Wednesday, December 05, 2001

Sun and multi-OS companies A while ago I wrote about how multi-OS (IBM, Apple to some degree) and single-OS (Microsoft, Sun) companies were different. A reader wrote back with a dissenting opinion. He's a Sun employee, but these are his own thoughts.
Firstly, Apple is not a multi-OS company anymore than Microsoft or Sun is. Sure, Apple has both OSX and previous MacOS versions. But, Microsoft has Pocket PC, Win 95/98/Me, Win2000, and WinXP. Sun has Solaris 2.6/Solaris 7/Solaris 8.

Sun's positioning that they are a single OS company is really just a claim to focus. I remember a previous project (prior to working at Sun) where the choice was between Solaris, AIX, OS/390. Solaris was chosen, primarily because the IBM sales guys spent most of their time trying to discredit the other IBM platforms. The AIX guys spent their time convincing the client that OS/390 wasn't ready for primetime as a web based platform. The mainframe folks were discrediting the reliability of AIX. I've seen other equally bloody battles between the AIX and AS/400 guys.

I do believe that Sun's ability to have one hardware and software platform is a strength. I can use the same binaries on my Ultra10 that I use on the enterprise servers that my clients run. That's a good thing.

But Sun certainly isn't a single OS company as you define them. Not only are they very invested in Linux (http://www.sun.com/linux), but also produce software and hardware for a variety of other platforms. Including Windows (the JVM and iWS come to mind). Plus all of the Java support of non-traditional platforms like set-top boxes and phones. Sun even sells a Linux-based server (the Qube).
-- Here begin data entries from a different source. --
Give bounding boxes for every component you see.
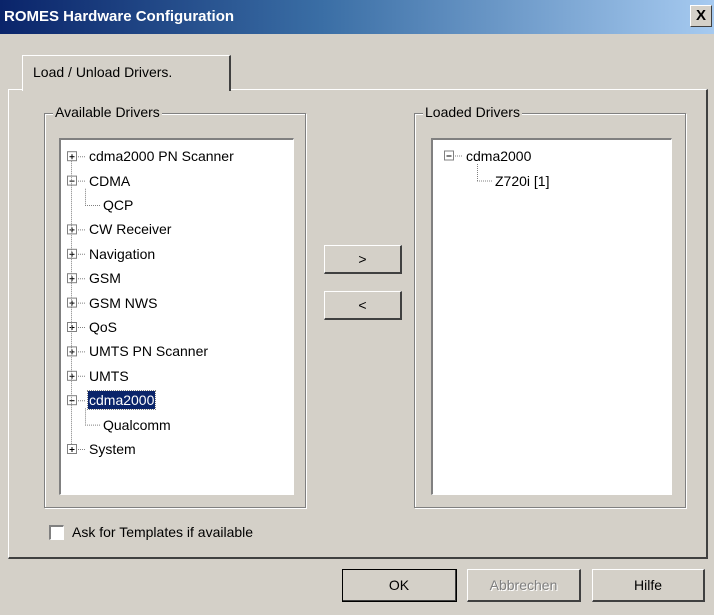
tree-node-label[interactable]: UMTS PN Scanner (88, 342, 209, 360)
cancel-button[interactable]: Abbrechen (467, 569, 581, 602)
collapse-icon[interactable] (444, 150, 454, 161)
tree-node-label[interactable]: cdma2000 (86, 390, 157, 411)
hardware-config-dialog: ROMES Hardware Configuration X Load / Un… (0, 0, 714, 615)
tree-node-label[interactable]: Z720i [1] (494, 172, 550, 190)
loaded-drivers-legend: Loaded Drivers (423, 104, 522, 120)
tree-node-label[interactable]: Navigation (88, 245, 156, 263)
tree-node-label[interactable]: QCP (102, 196, 134, 214)
add-driver-button[interactable]: > (324, 245, 402, 274)
help-button[interactable]: Hilfe (592, 569, 705, 602)
close-icon: X (695, 7, 706, 24)
tree-node-label[interactable]: System (88, 440, 137, 458)
available-drivers-legend: Available Drivers (53, 104, 162, 120)
tree-lines (444, 150, 492, 182)
title-bar[interactable]: ROMES Hardware Configuration X (0, 0, 714, 34)
tree-node-label[interactable]: cdma2000 PN Scanner (88, 147, 235, 165)
remove-driver-button[interactable]: < (324, 291, 402, 320)
tree-node-label[interactable]: GSM NWS (88, 294, 158, 312)
ok-button[interactable]: OK (342, 569, 457, 602)
available-drivers-tree[interactable]: cdma2000 PN Scanner CDMA QCP CW Receiver Nav… (59, 138, 294, 495)
window-title: ROMES Hardware Configuration (4, 8, 235, 25)
ask-templates-checkbox[interactable] (49, 525, 64, 540)
tree-node-label[interactable]: Qualcomm (102, 416, 172, 434)
tree-node-label[interactable]: CW Receiver (88, 220, 172, 238)
tab-label: Load / Unload Drivers. (33, 64, 173, 80)
loaded-drivers-tree[interactable]: cdma2000 Z720i [1] (431, 138, 672, 495)
tree-node-label[interactable]: CDMA (88, 172, 131, 190)
tab-load-unload-drivers[interactable]: Load / Unload Drivers. (22, 55, 231, 91)
expand-icon[interactable] (67, 151, 77, 162)
tree-node-label[interactable]: QoS (88, 318, 118, 336)
tree-node-label[interactable]: UMTS (88, 367, 130, 385)
expand-icon[interactable] (67, 444, 77, 454)
tree-node-label[interactable]: GSM (88, 269, 122, 287)
ask-templates-label[interactable]: Ask for Templates if available (72, 524, 253, 540)
close-button[interactable]: X (690, 5, 712, 27)
tree-node-label[interactable]: cdma2000 (465, 147, 532, 165)
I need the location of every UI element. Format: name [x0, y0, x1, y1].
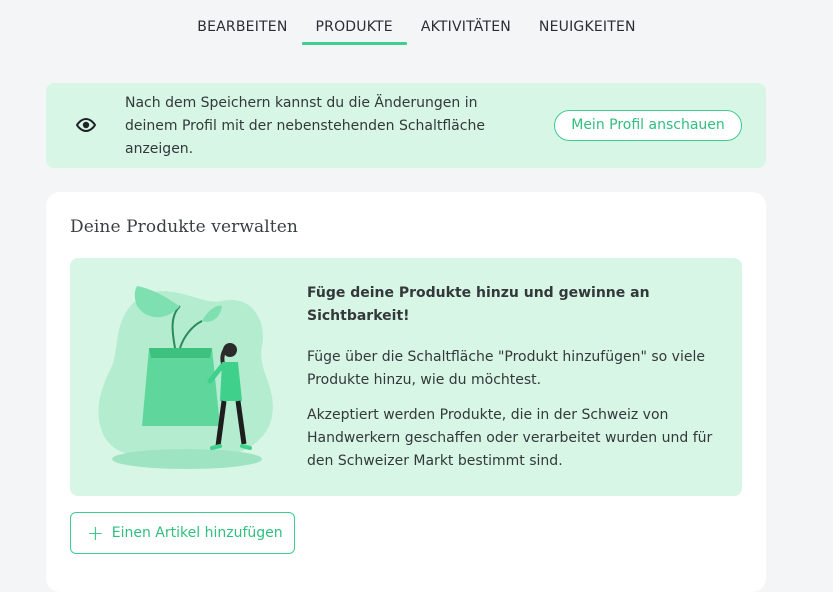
add-article-button[interactable]: + Einen Artikel hinzufügen	[70, 512, 295, 554]
tab-neuigkeiten[interactable]: NEUIGKEITEN	[539, 0, 636, 42]
promo-text: Füge deine Produkte hinzu und gewinne an…	[307, 282, 727, 485]
products-card: Deine Produkte verwalten Füge deine Prod…	[46, 192, 766, 592]
promo-box: Füge deine Produkte hinzu und gewinne an…	[70, 258, 742, 496]
plus-icon: +	[87, 521, 104, 545]
add-article-label: Einen Artikel hinzufügen	[111, 524, 283, 541]
card-title: Deine Produkte verwalten	[70, 217, 298, 237]
tab-produkte[interactable]: PRODUKTE	[301, 0, 408, 45]
plant-illustration	[98, 286, 273, 469]
eye-icon	[75, 117, 97, 133]
profile-tabs: BEARBEITEN PRODUKTE AKTIVITÄTEN NEUIGKEI…	[0, 0, 833, 48]
view-profile-button[interactable]: Mein Profil anschauen	[554, 110, 742, 141]
promo-paragraph: Akzeptiert werden Produkte, die in der S…	[307, 407, 713, 469]
tab-aktivitaeten[interactable]: AKTIVITÄTEN	[421, 0, 511, 42]
tab-bearbeiten[interactable]: BEARBEITEN	[197, 0, 287, 42]
info-banner-text: Nach dem Speichern kannst du die Änderun…	[125, 95, 485, 157]
promo-heading: Füge deine Produkte hinzu und gewinne an…	[307, 285, 650, 324]
promo-paragraph: Füge über die Schaltfläche "Produkt hinz…	[307, 349, 705, 388]
info-banner: Nach dem Speichern kannst du die Änderun…	[46, 83, 766, 168]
IBM is just a little more willing to market its Linux efforts. Is IBM's promotion a good thing for Linux? Sure. Would IBM be doing it if AIX was as successful as Solaris? Probably not. Does IBM sometimes have a lack of focus in its OS and hardware strategy? Yes.
Good points all. My response is that even though Microsoft has many OSes, their strategy is not around interoperation, it's around locking users into a platform and then extending that platform. All their OSes are part of a single-OS strategy, migrate people to and along Windows. Similarly, Sun's strategy focuses around moving users into and through Solaris.

Apple on the other hand, proprietary hardware and all, is such a marginal player that it can't afford to corral customers or pretend at being an entire infrastructure. Apple has to play nice with other vendors. Microsoft does not (and doesn't) and Sun would rather not also.

Internal squabbles between AIX, OS/390, AS/400 are just symptomatic of multiple divisions behaving like they are single-OS vendors, even though IBM's strategy has been to move towards "we'll use whatever OS is best for your needs and get it working with whatever it needs to work with". In the services business, lock-in is based on customer relationships and organization-specific expertise, not software. On the other hard, Sun's "everything would be great if you just used us for everything" is explicitly targeted towards moving businesses into a Sun environment and locking them in. IBM no longer controls any major platform, and they're OK with that. (And the Qube is a great little Internet appliance.)